Des enquêtes ont été menées afin d’améliorer les connaissances sur la diaspora malgache. Le projet Tady, piloté par le ministère des Affaires étrangères depuis 2023 avec l’appui technique d’Expertise France et le financement de l’Agence française de développement (AFD), et mis en œuvre avec l’Institut de recherche pour le développement (IRD) et l’Organisation internationale pour les migrations (OIM), a pour objet de valoriser le capital social, culturel et économique de la diaspora malgache.

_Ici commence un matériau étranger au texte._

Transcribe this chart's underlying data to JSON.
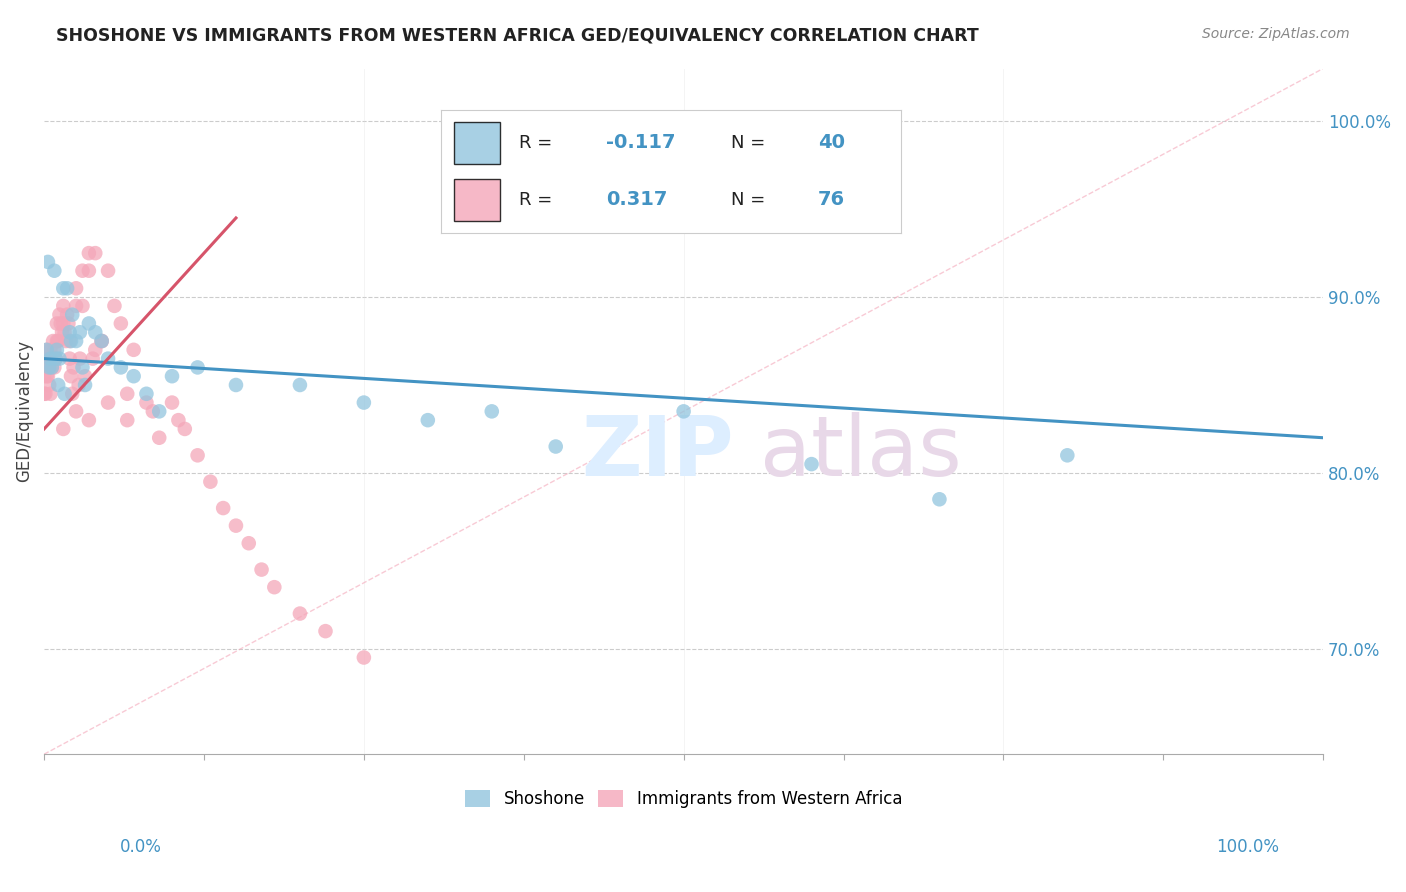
{
  "title": "SHOSHONE VS IMMIGRANTS FROM WESTERN AFRICA GED/EQUIVALENCY CORRELATION CHART",
  "source": "Source: ZipAtlas.com",
  "ylabel": "GED/Equivalency",
  "legend_label1": "Shoshone",
  "legend_label2": "Immigrants from Western Africa",
  "R1": "-0.117",
  "N1": "40",
  "R2": "0.317",
  "N2": "76",
  "blue_color": "#92c5de",
  "pink_color": "#f4a7b9",
  "trendline_blue": "#4393c3",
  "trendline_pink": "#d6546a",
  "dash_color": "#f4a7b9",
  "blue_x": [
    0.5,
    1.0,
    1.5,
    2.0,
    2.5,
    3.0,
    0.3,
    0.8,
    1.2,
    1.8,
    2.2,
    3.5,
    4.0,
    5.0,
    6.0,
    7.0,
    8.0,
    9.0,
    10.0,
    12.0,
    15.0,
    20.0,
    25.0,
    30.0,
    35.0,
    40.0,
    50.0,
    60.0,
    70.0,
    80.0,
    0.2,
    0.6,
    1.1,
    1.6,
    2.1,
    2.8,
    0.4,
    0.9,
    3.2,
    4.5
  ],
  "blue_y": [
    86.5,
    87.0,
    90.5,
    88.0,
    87.5,
    86.0,
    92.0,
    91.5,
    86.5,
    90.5,
    89.0,
    88.5,
    88.0,
    86.5,
    86.0,
    85.5,
    84.5,
    83.5,
    85.5,
    86.0,
    85.0,
    85.0,
    84.0,
    83.0,
    83.5,
    81.5,
    83.5,
    80.5,
    78.5,
    81.0,
    87.0,
    86.0,
    85.0,
    84.5,
    87.5,
    88.0,
    86.0,
    86.5,
    85.0,
    87.5
  ],
  "pink_x": [
    0.0,
    0.0,
    0.1,
    0.1,
    0.2,
    0.2,
    0.3,
    0.3,
    0.4,
    0.4,
    0.5,
    0.5,
    0.6,
    0.7,
    0.7,
    0.8,
    0.8,
    0.9,
    1.0,
    1.0,
    1.1,
    1.2,
    1.3,
    1.4,
    1.5,
    1.5,
    1.6,
    1.7,
    1.8,
    1.9,
    2.0,
    2.0,
    2.1,
    2.2,
    2.3,
    2.5,
    2.5,
    2.7,
    2.8,
    3.0,
    3.0,
    3.2,
    3.5,
    3.5,
    3.8,
    4.0,
    4.0,
    4.5,
    5.0,
    5.5,
    6.0,
    6.5,
    7.0,
    8.0,
    9.0,
    10.0,
    11.0,
    12.0,
    13.0,
    14.0,
    15.0,
    16.0,
    17.0,
    18.0,
    20.0,
    22.0,
    25.0,
    5.0,
    4.5,
    3.5,
    2.5,
    1.5,
    0.5,
    6.5,
    8.5,
    10.5
  ],
  "pink_y": [
    85.5,
    84.5,
    84.5,
    86.0,
    85.5,
    87.0,
    86.5,
    85.5,
    85.0,
    86.0,
    87.0,
    86.5,
    86.0,
    87.5,
    86.5,
    87.0,
    86.0,
    86.5,
    88.5,
    87.5,
    87.5,
    89.0,
    88.5,
    88.0,
    89.5,
    88.5,
    88.0,
    87.5,
    89.0,
    88.5,
    87.5,
    86.5,
    85.5,
    84.5,
    86.0,
    90.5,
    89.5,
    85.0,
    86.5,
    91.5,
    89.5,
    85.5,
    91.5,
    92.5,
    86.5,
    92.5,
    87.0,
    87.5,
    91.5,
    89.5,
    88.5,
    84.5,
    87.0,
    84.0,
    82.0,
    84.0,
    82.5,
    81.0,
    79.5,
    78.0,
    77.0,
    76.0,
    74.5,
    73.5,
    72.0,
    71.0,
    69.5,
    84.0,
    87.5,
    83.0,
    83.5,
    82.5,
    84.5,
    83.0,
    83.5,
    83.0
  ],
  "xlim": [
    0,
    100
  ],
  "ylim": [
    64,
    103
  ],
  "yticks": [
    70,
    80,
    90,
    100
  ],
  "ytick_labels": [
    "70.0%",
    "80.0%",
    "90.0%",
    "100.0%"
  ],
  "blue_trend_x0": 0,
  "blue_trend_x1": 100,
  "blue_trend_y0": 86.5,
  "blue_trend_y1": 82.0,
  "pink_trend_x0": 0,
  "pink_trend_x1": 15,
  "pink_trend_y0": 82.5,
  "pink_trend_y1": 94.5,
  "dash_x0": 0,
  "dash_x1": 100,
  "dash_y0": 64,
  "dash_y1": 103
}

Trois enquêtes à visée représentative ont été élaborées et réalisées. L’enquête « Ainga » a porté sur les membres de la diaspora malgache dans le monde, « Taratra » donne un aperçu de la manière dont la population restée au pays voit la diaspora et l’enquête « Ako » porte sur les associations françaises œuvrant à Madagascar, dont celles de la diaspora. Le document résumant deux des trois enquêtes, sorti en juin 2026, intitulé :
« Un dispositif de développement des connaissances sur la diaspora malgache dans le monde (Tady-Disco), premiers résultats des enquêtes Ainga et Taratra », fait état d’un effectif important, estimé à environ 480 000 Malgaches éparpillés dans le monde, dont 30 % ont moins de 18 ans.
« La diaspora est concentrée en majeure partie en France (environ 90 %), et globalement bien insérée dans ses pays d’accueil. La première génération (les migrants) représente 59 % des adultes. Les autres générations (les personnes nées en dehors de Madagascar) ont ainsi un poids très significatif (41 %) »,
indique le document. Des membres de la diaspora travaillent dans des pays comme le Costa Rica, le Vietnam, le Lesotho, la Roumanie, la Finlande, les Philippines ou encore l’Autriche.
« La population malgache livre une appréciation très positive de la diaspora qui se traduit par une demande d’engagement de la diaspora beaucoup plus forte dans les affaires du pays. Si sa contribution effective au développement du pays est jugée plutôt faible, sa contribution potentielle est considérée décisive (aussi bien pour l’économie que pour l’ouverture socioculturelle) », souligne le document.